Мы увидели изразцы Де Моргана, двери сияющего синего цвета, гранатовые и тюльпановые орнаменты Морриса и поняли, что нам были всегда противны двери, выкрашенные под древесину, обои с розочками и плитки с геометрическими узорами, словно вытряхнутыми из какого-то мутного калейдоскопа. Мы стали жить в таком доме, какой видели только на картинках, и даже встречали людей, одетых как персонажи сказок. Улицы были не прямыми и скучными, как в Норд-Энде, но изгибались, если на пути было, например, большое дерево — или просто из удовольствия изогнуться…
Архитекторы-ремесленники еще не начали штамповать свои вульгарные копии, и, кроме того, мы знали только самые красивые дома, дома художников. Я, две мои сестры и брат брали уроки танцев в невысоком доме из красного кирпича, крытом черепицей, который был так хорош, что я отказался от своей давней мечты — когда-нибудь поселиться в доме, где комнаты выглядели бы точно как каюты.
Это признание дорогого стоит. Обиталище художника затмило корабельную каюту, романтика моря и приключений уступили чарам искусства. Допустим, победа была временной и неполной — но очень важной, этапной. На нижнюю, основную плиту — простовато-реальной и причудливо-сказочной Ирландии его ранних лет — легла вторая плита, эстетическая и утонченная. Иначе и быть не могло. Все-таки Йейтс был сыном художника — не в меньшей степени, чем внуком моряков и купцов.

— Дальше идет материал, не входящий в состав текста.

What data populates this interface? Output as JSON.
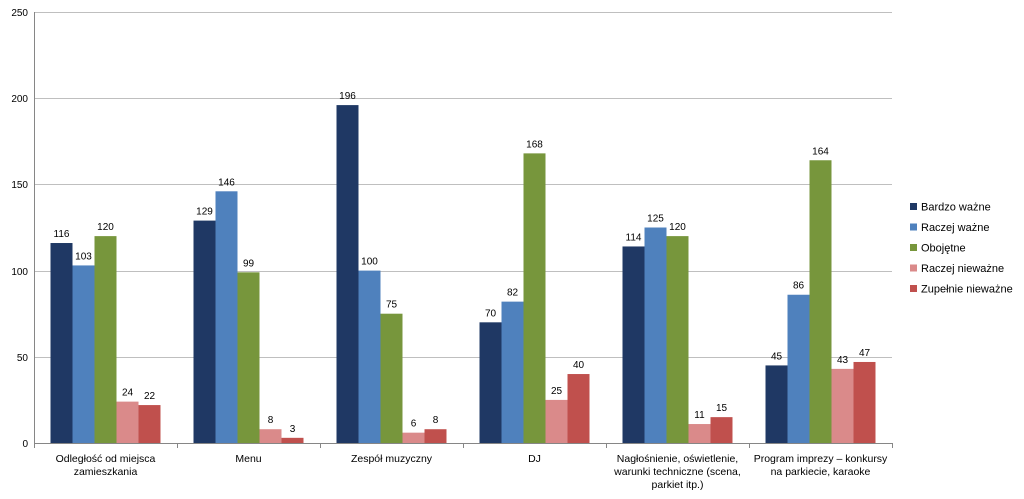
{
  "chart_data": {
    "type": "bar",
    "title": "",
    "xlabel": "",
    "ylabel": "",
    "ylim": [
      0,
      250
    ],
    "yticks": [
      0,
      50,
      100,
      150,
      200,
      250
    ],
    "grid": true,
    "legend_position": "right",
    "categories": [
      [
        "Odległość od miejsca",
        "zamieszkania"
      ],
      [
        "Menu"
      ],
      [
        "Zespół muzyczny"
      ],
      [
        "DJ"
      ],
      [
        "Nagłośnienie, oświetlenie,",
        "warunki techniczne (scena,",
        "parkiet itp.)"
      ],
      [
        "Program imprezy – konkursy",
        "na parkiecie, karaoke"
      ]
    ],
    "series": [
      {
        "name": "Bardzo ważne",
        "color": "#1F3864",
        "values": [
          116,
          129,
          196,
          70,
          114,
          45
        ]
      },
      {
        "name": "Raczej ważne",
        "color": "#4F81BD",
        "values": [
          103,
          146,
          100,
          82,
          125,
          86
        ]
      },
      {
        "name": "Obojętne",
        "color": "#77963C",
        "values": [
          120,
          99,
          75,
          168,
          120,
          164
        ]
      },
      {
        "name": "Raczej nieważne",
        "color": "#DA8A8A",
        "values": [
          24,
          8,
          6,
          25,
          11,
          43
        ]
      },
      {
        "name": "Zupełnie nieważne",
        "color": "#C0504D",
        "values": [
          22,
          3,
          8,
          40,
          15,
          47
        ]
      }
    ]
  }
}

Его отец Джон Батлер Йейтс оказал во многом определяющее влияние на сына. Любовь к поэзии, к драме, вкусы и предпочтения в искусстве, основы мировоззрения — все это он получил от отца и в общении с ним. Их переписка, интенсивная и всегда важная для Уильяма, продолжалась и после того, как старший Йейтс переехал в Америку (где умер в 1922 году). И совсем не просто так сорокачетырехлетний поэт признавался в письме отцу: «Я поразился, осознав, как полно, за исключением некоторых деталей и точки приложения, моя философия жизни унаследована от тебя».

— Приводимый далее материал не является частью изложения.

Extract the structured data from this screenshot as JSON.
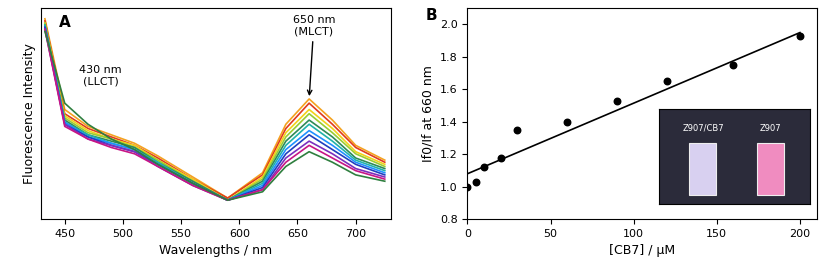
{
  "chart_data": [
    {
      "type": "line",
      "panel": "A",
      "x_label": "Wavelengths / nm",
      "y_label": "Fluorescence Intensity",
      "x": [
        433,
        450,
        470,
        490,
        510,
        530,
        560,
        590,
        620,
        640,
        660,
        680,
        700,
        725
      ],
      "series": [
        {
          "color": "#f4a21f",
          "values": [
            95,
            52,
            44,
            40,
            36,
            30,
            20,
            10,
            22,
            45,
            57,
            47,
            35,
            28
          ]
        },
        {
          "color": "#e03c1e",
          "values": [
            94,
            50,
            43,
            39,
            35,
            29,
            19,
            10,
            21,
            43,
            55,
            45,
            34,
            27
          ]
        },
        {
          "color": "#f2d21a",
          "values": [
            93,
            49,
            42,
            38,
            35,
            28,
            19,
            9,
            20,
            41,
            52,
            43,
            32,
            26
          ]
        },
        {
          "color": "#9acd32",
          "values": [
            93,
            48,
            41,
            38,
            34,
            28,
            18,
            9,
            19,
            39,
            50,
            41,
            31,
            25
          ]
        },
        {
          "color": "#2e8b57",
          "values": [
            92,
            47,
            40,
            37,
            34,
            27,
            18,
            9,
            18,
            37,
            47,
            39,
            29,
            24
          ]
        },
        {
          "color": "#20b2aa",
          "values": [
            92,
            46,
            40,
            36,
            33,
            27,
            17,
            9,
            17,
            35,
            45,
            37,
            28,
            23
          ]
        },
        {
          "color": "#1e90ff",
          "values": [
            91,
            46,
            39,
            36,
            33,
            26,
            17,
            9,
            16,
            33,
            42,
            35,
            27,
            22
          ]
        },
        {
          "color": "#1f3fbf",
          "values": [
            91,
            45,
            39,
            35,
            32,
            26,
            17,
            9,
            15,
            31,
            40,
            33,
            26,
            21
          ]
        },
        {
          "color": "#7b2fbe",
          "values": [
            90,
            45,
            38,
            35,
            32,
            25,
            16,
            9,
            14,
            29,
            37,
            31,
            24,
            20
          ]
        },
        {
          "color": "#c71585",
          "values": [
            90,
            44,
            38,
            34,
            31,
            25,
            16,
            9,
            14,
            27,
            35,
            29,
            23,
            19
          ]
        },
        {
          "color": "#2f7f3f",
          "values": [
            89,
            55,
            45,
            38,
            33,
            26,
            17,
            9,
            13,
            25,
            32,
            27,
            21,
            18
          ]
        }
      ],
      "xlim": [
        430,
        730
      ],
      "xticks": [
        450,
        500,
        550,
        600,
        650,
        700
      ],
      "ylim": [
        0,
        100
      ],
      "tick_labels": "x",
      "annotations": [
        "650 nm\n(MLCT)",
        "430 nm\n(LLCT)"
      ]
    },
    {
      "type": "scatter",
      "panel": "B",
      "x_label": "[CB7] / μM",
      "y_label": "If0/If at 660 nm",
      "x": [
        0,
        5,
        10,
        20,
        30,
        60,
        90,
        120,
        160,
        200
      ],
      "series": [
        {
          "type": "scatter",
          "color": "#000000",
          "marker": "o",
          "values": [
            1.0,
            1.03,
            1.12,
            1.18,
            1.35,
            1.4,
            1.53,
            1.65,
            1.75,
            1.93
          ]
        },
        {
          "type": "line",
          "color": "#000000",
          "line_style": "solid",
          "x": [
            0,
            200
          ],
          "values": [
            1.08,
            1.95
          ]
        }
      ],
      "xlim": [
        0,
        210
      ],
      "xticks": [
        0,
        50,
        100,
        150,
        200
      ],
      "ylim": [
        0.8,
        2.1
      ],
      "yticks": [
        0.8,
        {
          "value": 1,
          "label": "1.0"
        },
        1.2,
        1.4,
        1.6,
        1.8,
        {
          "value": 2,
          "label": "2.0"
        }
      ],
      "inset_labels": [
        "Z907/CB7",
        "Z907"
      ]
    }
  ]
}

Что касается таких деталей, как успех, то здесь Джону Йейтсу не слишком везло. Может быть, он занялся живописью слишком поздно — после того, как закончил юридический факультет в Дублине. Усиленным трудом он возместил многое, но, может быть, какого-то чуть-чуть не хватило. По крайней мере, на его собственный взгляд. Того, что рисовалось ему в воображении, он никогда не достигал: отсюда — бесконечные переделки, дошедшие до почти патологической неспособности поставить последний мазок на полотне. Это при том, что его ранние работы хвалили Россетти и другие авторитетные ценители. Автопортрет Джона Йейтса в Дублинской национальной галерее, портреты сыновей и дочерей свидетельствуют об оригинальном и тонком таланте; но, должно быть, художник применял к себе иную, более высокую мерку.
Его письма к сыну содержат многое, на чем зиждется поэзия Йейтса: вера в индивидуальность (основанная на чувстве рода и нации!), превосходство интуиции над разумом (доказываемое рационально!), необходимость свободы художника (зависимого лишь от своего вдохновения). Склонность мыслить антиномиями у Йейтса тоже от отца. И общее понимание поэтического призвания, лучше всего выраженное в этих словах Джона Йейтса: «Поэзия — это Голос Одинокого Духа, проза — язык социально-озабоченного ума». А также: «Поэты должны жить в отшельнической келье своей души».
Склонность к литературным паломничествам привела меня однажды и в Бедфорд-Парк. Его очарования не убыло за сто пятьдесят лет. Дома по-прежнему стоят, как игрушки — красноватый кирпич стен и белая краска деревянных рам, крылечек, калиток, балконов и террас. Во всей деревне не сыщешь двух одинаковых домов, и при всем разнообразии — один и тот же стиль, как будто их строил один архитектор. Это, конечно, не так; но чувство ансамбля удивительное. Ни один дом не стремится «выпятиться», стать лучше других, но каждый сам по себе достоин восхищения.
Стояла поздняя осень, и, подходя к дому Йейтса, я не мог не залюбоваться ярко-желтым ковром, устлавшим тротуар вокруг одинокого облетевшего дерева. Листья, лежавшие на земле и на стоявших вдоль обочины машинах, были необыкновенной формы, вроде изящного веера, растворенного не до конца, а под углом примерно 140 или 150 градусов. Идеально чистые, не пораженные ни единым пятнышком ржавости или гнили, на длинных ровных черенках. Я взял несколько штук — пригодятся на закладки для моих ирландских книг. Это было гинкго, вечное дерево: никто не знает, сколько оно живет, в Китае есть экземпляры, которым больше двух тысяч лет.